Backfire Page 119

His hand was shaking.

Pedal back. “Would you look at you now, Xu, no one would guess who you are. And you’ve succeeded in getting me alone. Who made you the ugliest nurse in the universe?”

Sherlock hadn’t realized her voice had risen. He moved the gun fast, shoved it against her ear. He hissed, “Keep it down. If that bodyguard of yours comes in here, I’ll blow his head off. You want him to die with you?”

She shook her head, whispered, “No, I don’t want him to die. I don’t want to die, either.”

He laughed.

“You want to know who helped me?”

She nodded at the fat bedraggled scrub nurse with coarse black hair and puffed out cheeks and smeared dark mascara looking back at her. He met her eyes in the mirror, used his nose to push aside her hair and whispered against her ear and the Beretta’s gun barrel, “No one looks at ugly people. That’s what she told me.”

“Who?”

“Crazy Charlene. She told me this getup was my best chance of killing you.”

Charlene? For a moment, Sherlock couldn’t get her brain around it. “Charlene was driving the second car out of the motel parking lot?”

He grinned at her, worked the gun barrel a bit deeper into her ear. “She found me, took care of me. She’s crazy as a loon, but the weird thing is, I like her. She’s committed. She’s got exactly two minutes to get to the roof. Then we can get this done.”

The gun in her ear hurt, but it was the fear roiling in her belly that was threatening to bleed panic into her brain. No, you can’t let fear kill you. Time, you need time.

She whispered, “Charlene is here? Did she kill Jerol Idling at the Skyline Motel?”

“Yep. That gunshot brought down the house, and so we had to move out fast. I thought my arm was going to fall off running to the car. That’s when I first thought of killing you, of watching the light go out behind your eyes. I gritted my teeth and knew before I left I’d come for you.” He shoved the Beretta in hard. She couldn’t help it; she made a small yipping sound of pain.

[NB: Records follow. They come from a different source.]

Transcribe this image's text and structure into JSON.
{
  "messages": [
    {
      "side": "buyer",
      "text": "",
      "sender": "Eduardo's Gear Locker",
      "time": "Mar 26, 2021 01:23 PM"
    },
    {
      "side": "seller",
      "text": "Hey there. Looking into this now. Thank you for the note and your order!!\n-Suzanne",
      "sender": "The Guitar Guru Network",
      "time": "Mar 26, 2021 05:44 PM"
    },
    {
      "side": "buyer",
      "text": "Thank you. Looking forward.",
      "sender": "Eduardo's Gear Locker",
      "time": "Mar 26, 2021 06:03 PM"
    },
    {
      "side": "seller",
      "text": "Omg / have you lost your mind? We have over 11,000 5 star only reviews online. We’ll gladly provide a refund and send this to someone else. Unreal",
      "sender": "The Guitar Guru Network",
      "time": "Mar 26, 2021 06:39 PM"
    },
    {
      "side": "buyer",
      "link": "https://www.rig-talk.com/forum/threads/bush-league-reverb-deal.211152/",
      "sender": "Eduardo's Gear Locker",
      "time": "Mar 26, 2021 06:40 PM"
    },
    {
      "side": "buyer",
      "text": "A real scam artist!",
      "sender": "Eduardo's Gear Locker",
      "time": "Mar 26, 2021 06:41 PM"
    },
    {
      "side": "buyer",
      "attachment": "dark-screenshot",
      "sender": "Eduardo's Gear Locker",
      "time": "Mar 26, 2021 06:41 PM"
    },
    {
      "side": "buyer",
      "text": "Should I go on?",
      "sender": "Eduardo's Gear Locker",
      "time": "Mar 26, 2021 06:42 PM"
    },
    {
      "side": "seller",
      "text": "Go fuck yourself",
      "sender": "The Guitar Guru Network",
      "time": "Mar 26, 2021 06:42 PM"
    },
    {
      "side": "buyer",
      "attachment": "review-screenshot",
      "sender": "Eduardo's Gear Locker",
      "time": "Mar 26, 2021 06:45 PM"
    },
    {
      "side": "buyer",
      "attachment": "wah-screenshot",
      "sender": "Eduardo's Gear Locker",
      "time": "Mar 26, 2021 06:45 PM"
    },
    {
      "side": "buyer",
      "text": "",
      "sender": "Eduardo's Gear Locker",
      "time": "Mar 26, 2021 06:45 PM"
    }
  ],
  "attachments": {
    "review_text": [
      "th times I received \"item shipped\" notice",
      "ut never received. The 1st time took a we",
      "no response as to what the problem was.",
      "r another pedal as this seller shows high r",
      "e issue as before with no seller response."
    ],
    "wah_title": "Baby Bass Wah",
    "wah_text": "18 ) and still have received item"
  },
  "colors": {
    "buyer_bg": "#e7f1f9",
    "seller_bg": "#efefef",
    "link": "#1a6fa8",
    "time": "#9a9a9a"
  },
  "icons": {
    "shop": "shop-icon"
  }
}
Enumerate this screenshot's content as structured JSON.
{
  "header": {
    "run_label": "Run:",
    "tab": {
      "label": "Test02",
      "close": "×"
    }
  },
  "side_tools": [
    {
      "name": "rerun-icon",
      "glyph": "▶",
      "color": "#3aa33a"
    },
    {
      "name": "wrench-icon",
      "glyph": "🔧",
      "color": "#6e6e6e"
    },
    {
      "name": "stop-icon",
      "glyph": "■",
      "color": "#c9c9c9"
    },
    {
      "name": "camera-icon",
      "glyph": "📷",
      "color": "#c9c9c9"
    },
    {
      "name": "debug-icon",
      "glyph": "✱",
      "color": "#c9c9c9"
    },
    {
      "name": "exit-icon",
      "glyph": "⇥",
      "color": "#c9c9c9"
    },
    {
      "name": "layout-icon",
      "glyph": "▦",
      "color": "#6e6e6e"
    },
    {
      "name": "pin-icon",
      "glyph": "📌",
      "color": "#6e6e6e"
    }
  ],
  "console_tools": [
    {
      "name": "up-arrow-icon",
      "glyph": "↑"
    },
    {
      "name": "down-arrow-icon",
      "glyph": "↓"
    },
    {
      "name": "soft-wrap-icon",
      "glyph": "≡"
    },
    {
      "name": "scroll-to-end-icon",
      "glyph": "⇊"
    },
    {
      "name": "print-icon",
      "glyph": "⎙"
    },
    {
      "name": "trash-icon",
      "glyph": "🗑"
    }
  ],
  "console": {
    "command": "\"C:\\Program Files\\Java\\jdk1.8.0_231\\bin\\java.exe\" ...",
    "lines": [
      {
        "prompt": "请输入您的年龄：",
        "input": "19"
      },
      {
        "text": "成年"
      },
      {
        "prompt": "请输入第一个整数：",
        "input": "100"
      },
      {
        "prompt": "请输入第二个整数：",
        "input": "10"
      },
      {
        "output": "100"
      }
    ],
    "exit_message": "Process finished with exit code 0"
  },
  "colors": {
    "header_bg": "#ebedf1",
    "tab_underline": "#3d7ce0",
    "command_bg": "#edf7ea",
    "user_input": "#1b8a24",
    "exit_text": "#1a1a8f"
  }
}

She didn’t look away from his face next to hers in the mirror. He was standing so close she felt his hot breath on her cheek, saw his flat, dark eyes, eyes that had watched dispassionately as he’d killed. She knew she’d see death in them if she looked closely, knew she’d see her own death. She thought of Dillon, of Sean, of a stranger walking through the bathroom door and Xu calmly shooting her. She said, “Why isn’t Charlene here wanting to kill me?”

“Charlene’s got other plans. I promised her I’d provide a nice big distraction soon so we can both take care of business.”

“Charlene won’t get near Judge Hunt.”

“Goes to show what a tiny little imagination you Feds have.” His voice lowered. “You don’t have much time, so I might let you in on it. You won the first round, I’ll admit it, but the game goes to me.”

“Why would Charlene follow you? Take care of you?”

He kept his voice low, whispered, “Charlene apologized to me for not killing you, but I didn’t mind. It meant I’d get to kill you myself. All the others, they were just business, but not you. You’re my bonus.”

Ramsey’s safe; no way can Charlene get to him. “What’s your distraction?”

“A nice big boom, like at the Fairmont, but you won’t hear it, you’ll be dead. You think Charlene’s going for that judge? Even though her brain visits Disneyland a lot of the time, Charlene realizes Judge Hunt is a no-go for now. She’s willing to let the judge lie in bed, suffer for his sins. She’s going to kill another man she blames for her son’s death, and that’s Agent Savich, your husband. Talk about hate, Charlene lives for it. I don’t think she can live without it. She seriously wants him dead.”

Sherlock’s vision blurred, and her heart stuttered. She felt Xu’s hand touch her hair. “A pity this pretty hair will be covered with your blood and your brains soon. Say good-bye to your hubby, if you want. You think Charlene’s telling him right now to say good-bye to you?”

Savich was leaning against the corridor wall, a couple dozen feet from the guards outside Ramsey’s room, speaking on his cell to Jimmy Maitland at the Hoover Building. Maitland put him on hold to connect him to the director, who wanted a status report directly from Savich. Great, Savich thought, and what am I going to say? All I can tell you, sir, is that everyone you’re worried about is still alive and at large, but there are lots of dead people, too, one of them a doctor who never hurt anyone in his life, and one a young kid who loved video games and worked with his mom in a motel.